The Emerging Bipartisan Consensus on Disability Employment Reform

By Mike Elk

Recently released Census data reveal that, in 2015, the poverty rate dropped significantly for most demographic groups. One of the only groups who didn’t see an improvement were people with disabilities: the percentage of disabled Americans (age 18-64) living in poverty increased from 25.9% to 26.5%. For Americans without disabilities, the poverty rate decreased from 14.1% to 12.8%. This is clearly an issue, some people suffering from poverty due to a disability turn to a VA disability attorney or if that does not work they might go to their state senator to protest, however, it is undeniable a large change needs to be made to the system.

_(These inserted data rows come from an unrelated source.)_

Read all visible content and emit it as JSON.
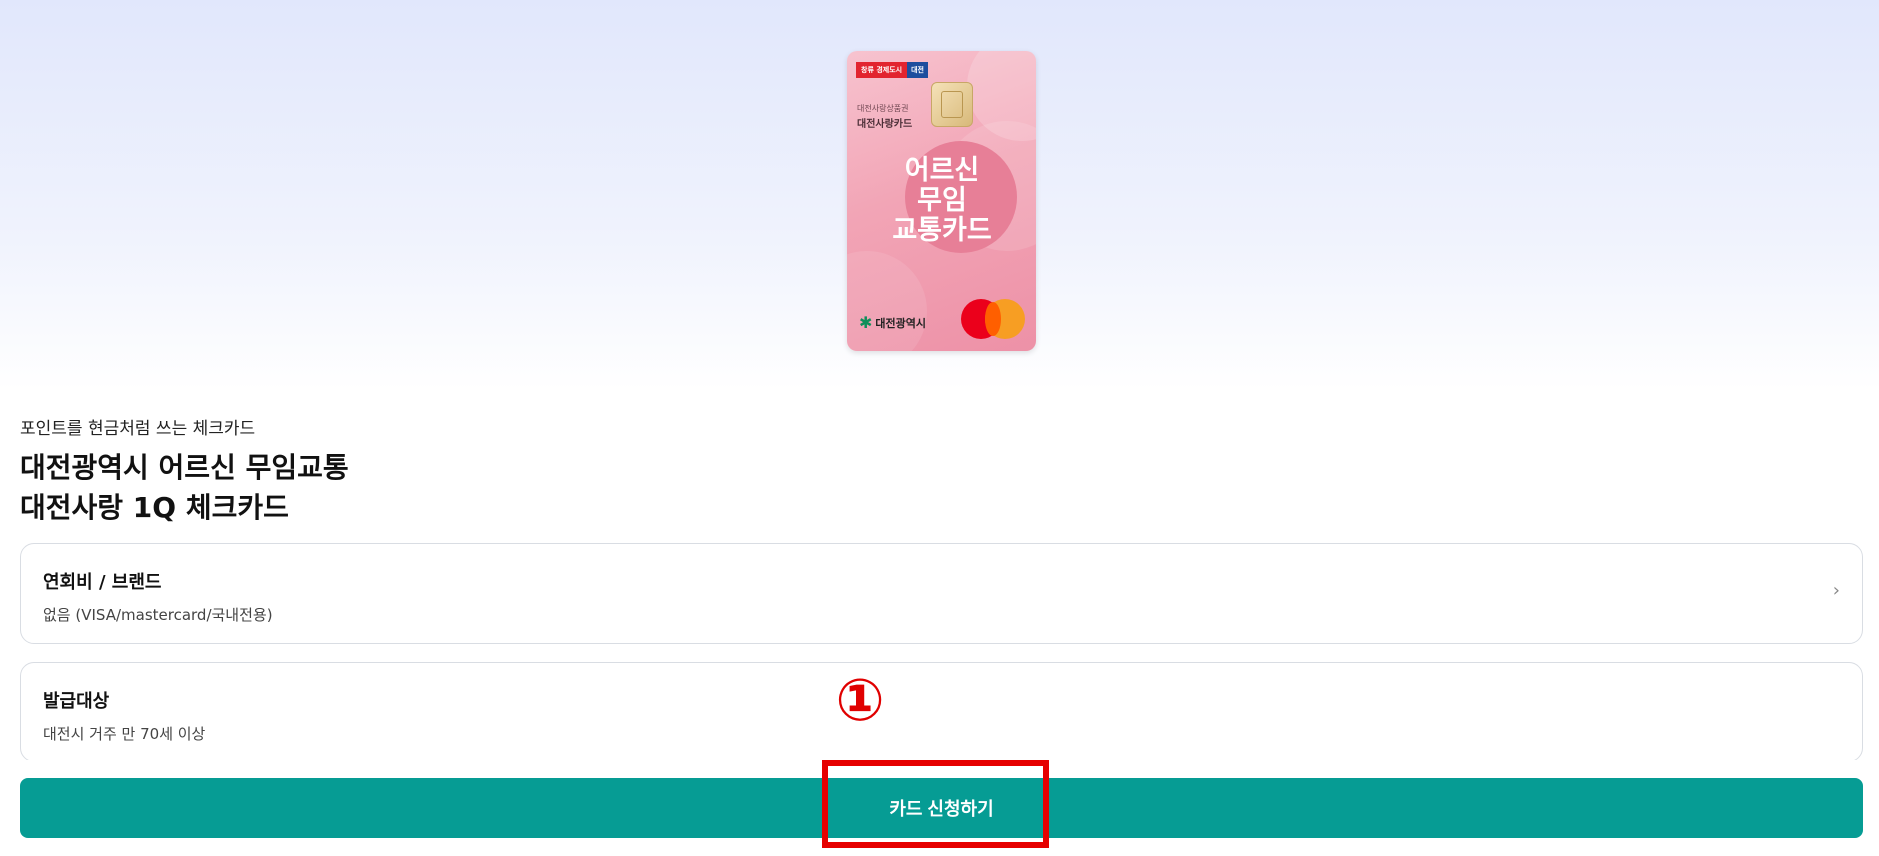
{
  "card_image": {
    "badge_red": "창류 경제도시",
    "badge_blue": "대전",
    "sub_label_1": "대전사랑상품권",
    "sub_label_2": "대전사랑카드",
    "title": "어르신\n무임\n교통카드",
    "city_logo_text": "대전광역시",
    "network_icon": "mastercard-icon"
  },
  "product": {
    "subtitle": "포인트를 현금처럼 쓰는 체크카드",
    "title_line1": "대전광역시 어르신 무임교통",
    "title_line2": "대전사랑 1Q 체크카드"
  },
  "info": [
    {
      "label": "연회비 / 브랜드",
      "value": "없음 (VISA/mastercard/국내전용)"
    },
    {
      "label": "발급대상",
      "value": "대전시 거주 만 70세 이상"
    }
  ],
  "annotation": {
    "marker": "①",
    "color": "#e60000"
  },
  "apply_button": {
    "label": "카드 신청하기",
    "color": "#069c94"
  }
}
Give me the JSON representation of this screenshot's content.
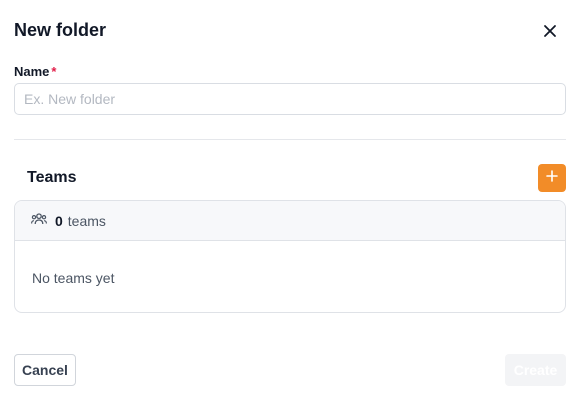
{
  "dialog": {
    "title": "New folder",
    "close_icon": "close-icon"
  },
  "name_field": {
    "label": "Name",
    "required_marker": "*",
    "value": "",
    "placeholder": "Ex. New folder"
  },
  "teams": {
    "title": "Teams",
    "add_icon": "plus-icon",
    "header_icon": "users-icon",
    "count": "0",
    "count_label": "teams",
    "empty_message": "No teams yet"
  },
  "footer": {
    "cancel_label": "Cancel",
    "create_label": "Create",
    "create_disabled": true
  },
  "colors": {
    "accent": "#f28c28",
    "required": "#e11d48",
    "disabled_button": "#f3f4f6"
  }
}
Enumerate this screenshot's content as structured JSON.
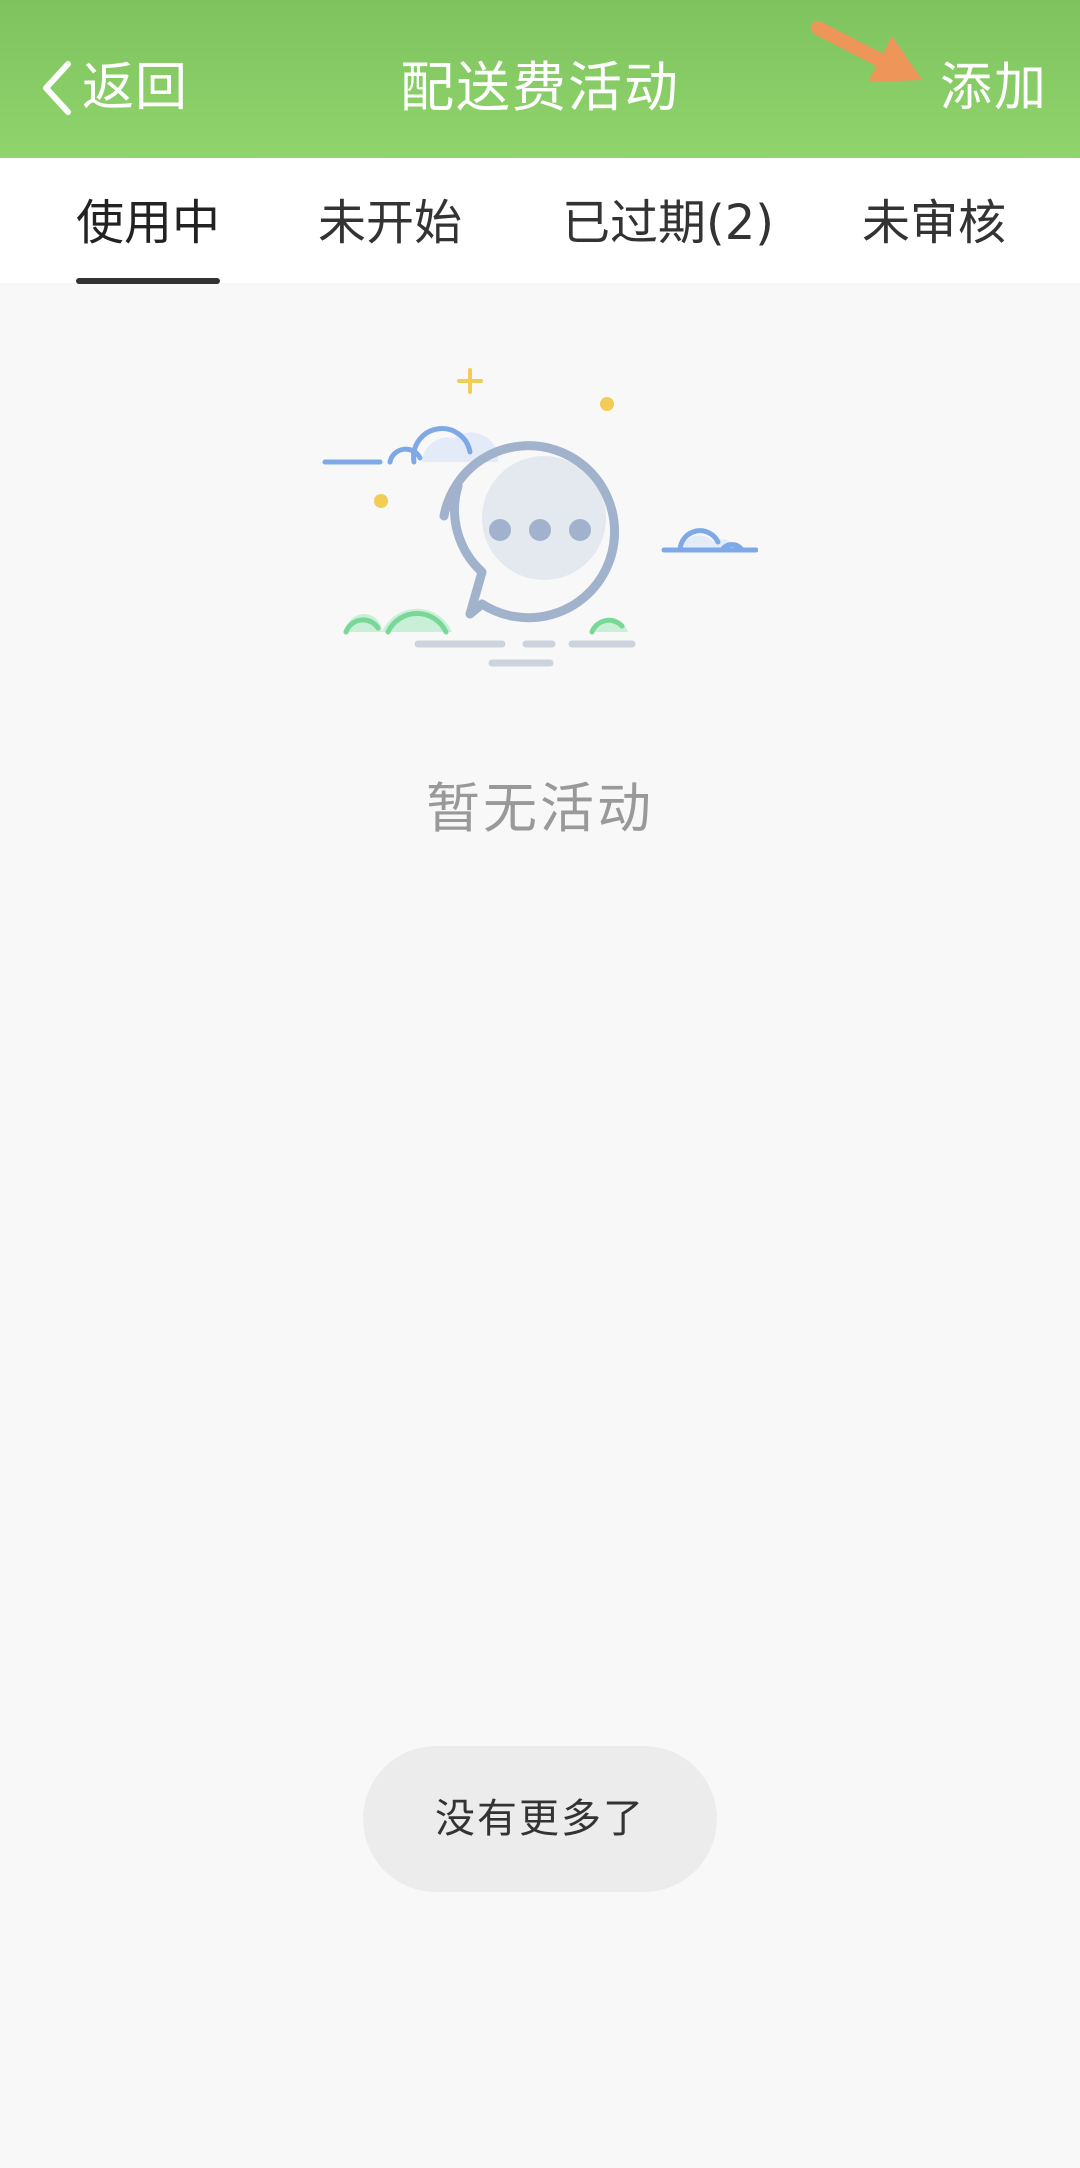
{
  "header": {
    "back_label": "返回",
    "title": "配送费活动",
    "add_label": "添加",
    "background_color": "#8bcf68"
  },
  "tabs": [
    {
      "label": "使用中",
      "active": true
    },
    {
      "label": "未开始",
      "active": false
    },
    {
      "label": "已过期(2)",
      "active": false
    },
    {
      "label": "未审核",
      "active": false
    }
  ],
  "empty_state": {
    "icon": "chat-bubble-icon",
    "message": "暂无活动"
  },
  "footer": {
    "no_more_label": "没有更多了"
  },
  "annotation": {
    "icon": "arrow-icon",
    "color": "#ee955a"
  }
}
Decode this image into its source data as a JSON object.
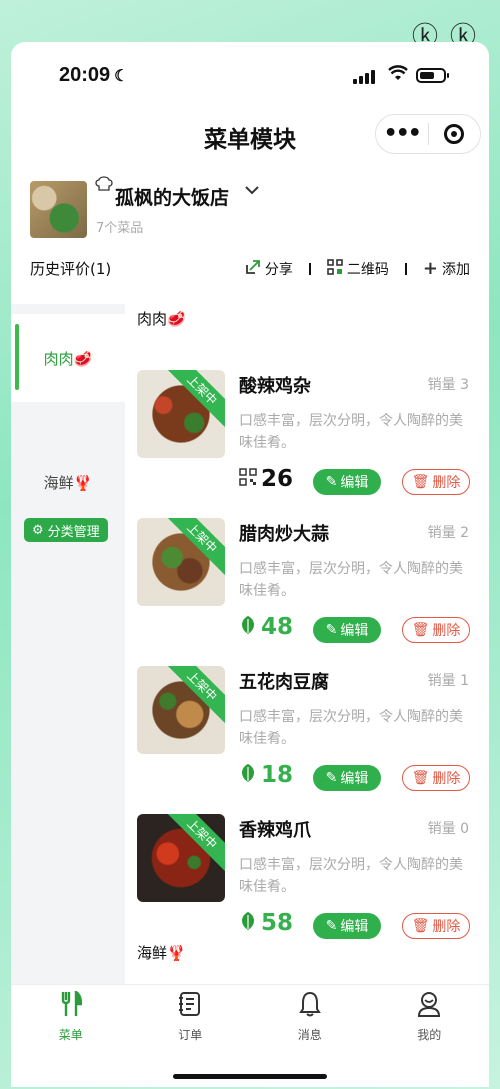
{
  "status_bar": {
    "time": "20:09",
    "moon_icon": "☾"
  },
  "nav": {
    "title": "菜单模块",
    "more_icon": "•••"
  },
  "shop": {
    "name": "孤枫的大饭店",
    "dish_count": "7个菜品"
  },
  "actions": {
    "history": "历史评价(1)",
    "share": "分享",
    "qrcode": "二维码",
    "add": "添加"
  },
  "sidebar": {
    "items": [
      {
        "label": "肉肉🥩",
        "active": true
      },
      {
        "label": "海鲜🦞",
        "active": false
      }
    ],
    "category_manage": "分类管理"
  },
  "sections": [
    {
      "title": "肉肉🥩",
      "dishes": [
        {
          "name": "酸辣鸡杂",
          "sales": "销量 3",
          "desc": "口感丰富，层次分明，令人陶醉的美味佳肴。",
          "price": "26",
          "price_icon": "qr-icon",
          "badge": "上架中",
          "edit": "编辑",
          "delete": "删除"
        },
        {
          "name": "腊肉炒大蒜",
          "sales": "销量 2",
          "desc": "口感丰富，层次分明，令人陶醉的美味佳肴。",
          "price": "48",
          "price_icon": "leaf-icon",
          "badge": "上架中",
          "edit": "编辑",
          "delete": "删除"
        },
        {
          "name": "五花肉豆腐",
          "sales": "销量 1",
          "desc": "口感丰富，层次分明，令人陶醉的美味佳肴。",
          "price": "18",
          "price_icon": "leaf-icon",
          "badge": "上架中",
          "edit": "编辑",
          "delete": "删除"
        },
        {
          "name": "香辣鸡爪",
          "sales": "销量 0",
          "desc": "口感丰富，层次分明，令人陶醉的美味佳肴。",
          "price": "58",
          "price_icon": "leaf-icon",
          "badge": "上架中",
          "edit": "编辑",
          "delete": "删除"
        }
      ]
    },
    {
      "title": "海鲜🦞"
    }
  ],
  "tabbar": {
    "items": [
      {
        "label": "菜单",
        "active": true
      },
      {
        "label": "订单",
        "active": false
      },
      {
        "label": "消息",
        "active": false
      },
      {
        "label": "我的",
        "active": false
      }
    ]
  },
  "colors": {
    "accent": "#2a9d3a",
    "danger": "#e25a46",
    "price_green": "#35b04c"
  }
}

The data suggest the challenge disabled people face in trying to escape poverty. But there is hope that an emerging bipartisan consensus on disability employment may mark an important step in the right direction. Some disabilities present themselves in a body disability where they require the use of a mobility scooter or wheelchair from such companies as Mobility Plus in Denver, Colorado as well as others across the country, so businesses need to adapt to these changes which will given these potential workers a chance to feel like they are at an equal level and not looked over, no matter the disability that they have.

Currently, under the Fair Labor Standards Act, a certified “sheltered workshop” can pay disabled Americans less than the minimum wage-sometimes as little as pennies per hour. As a result, approximately 400,000 disabled Americans are paid a subminimum wage, which makes it more difficult for them to work their way out of poverty.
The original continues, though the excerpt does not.